La question de savoir si en l'espèce cet argument n'est pas tardif - dans la mesure où il aurait dû être invoqué au moment de la perquisition - peut souffrir de rester indécise. En effet, rien dans les pièces concernées ne permet de conclure qu'elles auraient été établies par un avocat. Cela scelle la question.
8.3.8 S'agissant de l'extrait du registre du Commerce (LIE) FF. ( pièces recourantes RR.2015.58 / RR.2015.60 , n o 1, let. D, pièce n o N21), il faut relever qu'au nombre des membres de la fondation figure entre autres GG. Corp., une société visée expressément par la demande d'entraide. Rien ne s'oppose donc à la remise de ce document.
8.3.9 En ce qui concerne « le document n° 1 » ( pièces recourantes RR.2015.58 / RR.2015.60 , n o 1, let. D, pièce n o N21), dans la mesure où ce document a été établi par A. SA, sa transmission se justifie.
8.4 On conclura ainsi que le grief relatif à la violation de la proportionnalité est également inopérant.

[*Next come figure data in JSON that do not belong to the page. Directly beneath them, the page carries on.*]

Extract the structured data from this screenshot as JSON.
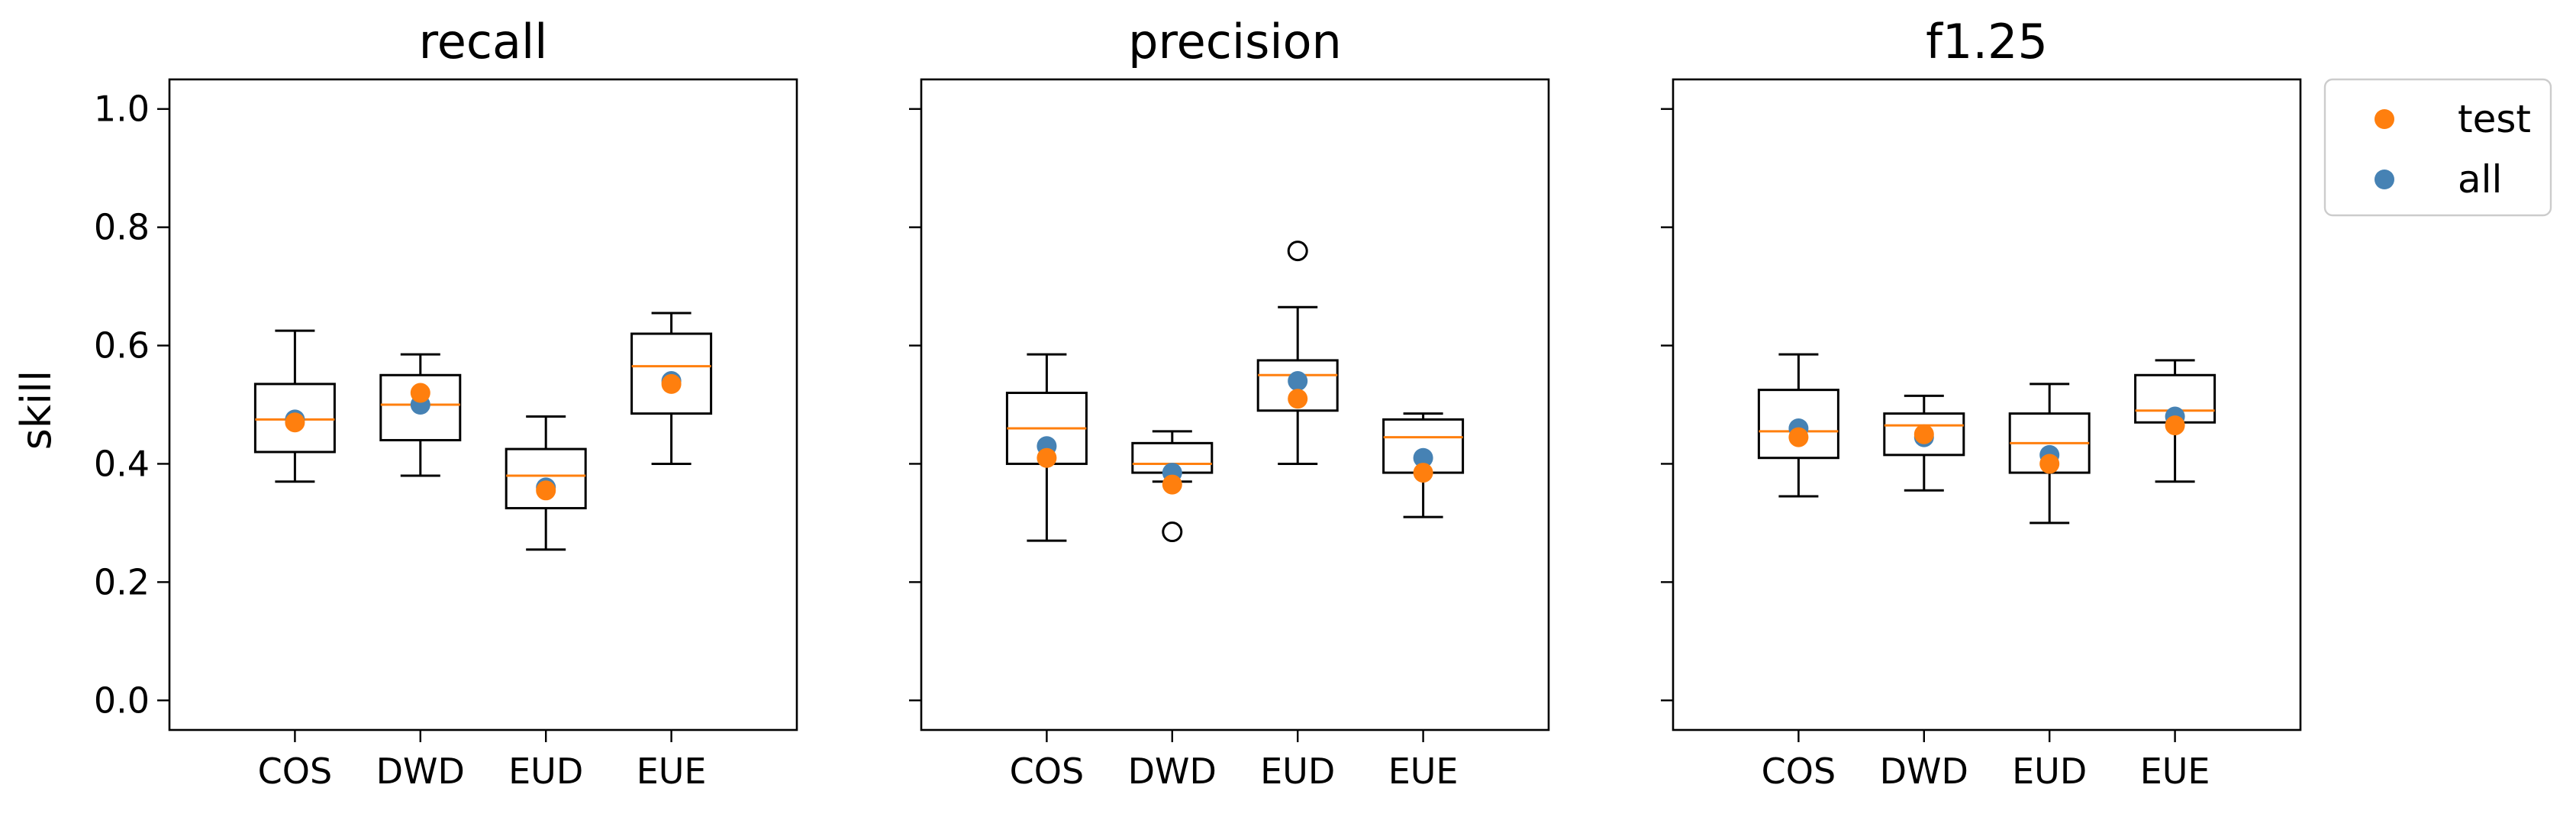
{
  "chart_data": {
    "type": "box",
    "ylabel": "skill",
    "ylim": [
      -0.05,
      1.05
    ],
    "yticks": [
      0.0,
      0.2,
      0.4,
      0.6,
      0.8,
      1.0
    ],
    "categories": [
      "COS",
      "DWD",
      "EUD",
      "EUE"
    ],
    "shared_y": true,
    "legend": {
      "placement": "outside-top-right",
      "entries": [
        {
          "name": "test",
          "color": "#ff7f0e"
        },
        {
          "name": "all",
          "color": "#4682b4"
        }
      ]
    },
    "colors": {
      "median": "#ff7f0e",
      "test": "#ff7f0e",
      "all": "#4682b4",
      "box": "#000000"
    },
    "panels": [
      {
        "title": "recall",
        "boxes": [
          {
            "category": "COS",
            "whisker_low": 0.37,
            "q1": 0.42,
            "median": 0.475,
            "q3": 0.535,
            "whisker_high": 0.625,
            "outliers": []
          },
          {
            "category": "DWD",
            "whisker_low": 0.38,
            "q1": 0.44,
            "median": 0.5,
            "q3": 0.55,
            "whisker_high": 0.585,
            "outliers": []
          },
          {
            "category": "EUD",
            "whisker_low": 0.255,
            "q1": 0.325,
            "median": 0.38,
            "q3": 0.425,
            "whisker_high": 0.48,
            "outliers": []
          },
          {
            "category": "EUE",
            "whisker_low": 0.4,
            "q1": 0.485,
            "median": 0.565,
            "q3": 0.62,
            "whisker_high": 0.655,
            "outliers": []
          }
        ],
        "test": [
          0.47,
          0.52,
          0.355,
          0.535
        ],
        "all": [
          0.475,
          0.5,
          0.36,
          0.54
        ]
      },
      {
        "title": "precision",
        "boxes": [
          {
            "category": "COS",
            "whisker_low": 0.27,
            "q1": 0.4,
            "median": 0.46,
            "q3": 0.52,
            "whisker_high": 0.585,
            "outliers": []
          },
          {
            "category": "DWD",
            "whisker_low": 0.37,
            "q1": 0.385,
            "median": 0.4,
            "q3": 0.435,
            "whisker_high": 0.455,
            "outliers": [
              0.285
            ]
          },
          {
            "category": "EUD",
            "whisker_low": 0.4,
            "q1": 0.49,
            "median": 0.55,
            "q3": 0.575,
            "whisker_high": 0.665,
            "outliers": [
              0.76
            ]
          },
          {
            "category": "EUE",
            "whisker_low": 0.31,
            "q1": 0.385,
            "median": 0.445,
            "q3": 0.475,
            "whisker_high": 0.485,
            "outliers": []
          }
        ],
        "test": [
          0.41,
          0.365,
          0.51,
          0.385
        ],
        "all": [
          0.43,
          0.385,
          0.54,
          0.41
        ]
      },
      {
        "title": "f1.25",
        "boxes": [
          {
            "category": "COS",
            "whisker_low": 0.345,
            "q1": 0.41,
            "median": 0.455,
            "q3": 0.525,
            "whisker_high": 0.585,
            "outliers": []
          },
          {
            "category": "DWD",
            "whisker_low": 0.355,
            "q1": 0.415,
            "median": 0.465,
            "q3": 0.485,
            "whisker_high": 0.515,
            "outliers": []
          },
          {
            "category": "EUD",
            "whisker_low": 0.3,
            "q1": 0.385,
            "median": 0.435,
            "q3": 0.485,
            "whisker_high": 0.535,
            "outliers": []
          },
          {
            "category": "EUE",
            "whisker_low": 0.37,
            "q1": 0.47,
            "median": 0.49,
            "q3": 0.55,
            "whisker_high": 0.575,
            "outliers": []
          }
        ],
        "test": [
          0.445,
          0.45,
          0.4,
          0.465
        ],
        "all": [
          0.46,
          0.445,
          0.415,
          0.48
        ]
      }
    ]
  }
}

9. En règle générale, les frais de procédure comprenant l'émolument d'arrêt, les émoluments de chancellerie et les débours sont mis à la charge de la partie qui succombe (art. 63 al. 1 PA , applicable par renvoi de l'art. 39 al. 2 let. b LOAP ). Le montant de l'émolument est calculé en fonction de l'ampleur et de la difficulté de la cause, de la façon de procéder des parties, de leur situation financière et des frais de chancellerie (art. 73 al. 2 LOAP et art. 8 al. 3 du règlement du Tribunal pénal fédéral sur les frais, émoluments, dépens et indemnités de la procédure pénale fédérale du 31 août 2010 [RFPPF; RS 173.713.162]; ég. art. 63 al. 5 PA ). Dans la mesure où les recourantes ont succombé, elles supporteront solidairement un émolument de CHF 8'000.--, réputé couvert par les avances de frais acquittées. La caisse du Tribunal pénal fédéral restituera aux recourantes le solde des avances de frais versées par CHF 2'000.--.
Par ces motifs, la Cour des plaintes prononce:
1. Les procédures RR.2015.5 8 et RR.2015.6 0 sont jointes.
2. Les recours sont rejetés.
3. Un émolument de CHF 8'000.--, couvert par les avances de frais déjà versées, est mis à la charge solidaire des recourantes. La caisse du Tribunal pénal fédéral restituera aux recourantes le solde des avances de frais versées par CHF 2'000.--.
Bellinzone, le 17 août 2015
Au nom de la Cour des plaintes
du Tribunal pénal fédéral
Le président: La greffière :
Distribution
- Me Corinne Corminboeuf Harari, avocate
- Ministère public du canton de Genève
- Office fédéral de la justice, Unité Entraide judiciaire
Indication des voies de recours
Le recours contre une décision en matière d'entraide pénale internationale doit être déposé devant le Tribunal fédéral dans les 10 jours qui suivent la notification de l'expédition complète (art. 100 al. 1 et 2 let. b LTF ).
Le recours n'est recevable contre une décision rendue en matière d'entraide pénale internationale que s'il a pour objet une extradition, une saisie, le transfert d'objets ou de valeurs ou la transmission de renseignements concernant le domaine secret et s'il concerne un cas particulièrement important (art. 84 al. 1 LTF ). Un cas est particulièrement important notamment lorsqu'il y a des raisons de supposer que la procédure à l'étranger viole des principes fondamentaux ou comporte d'autres vices graves (art. 84 al. 2 LTF ).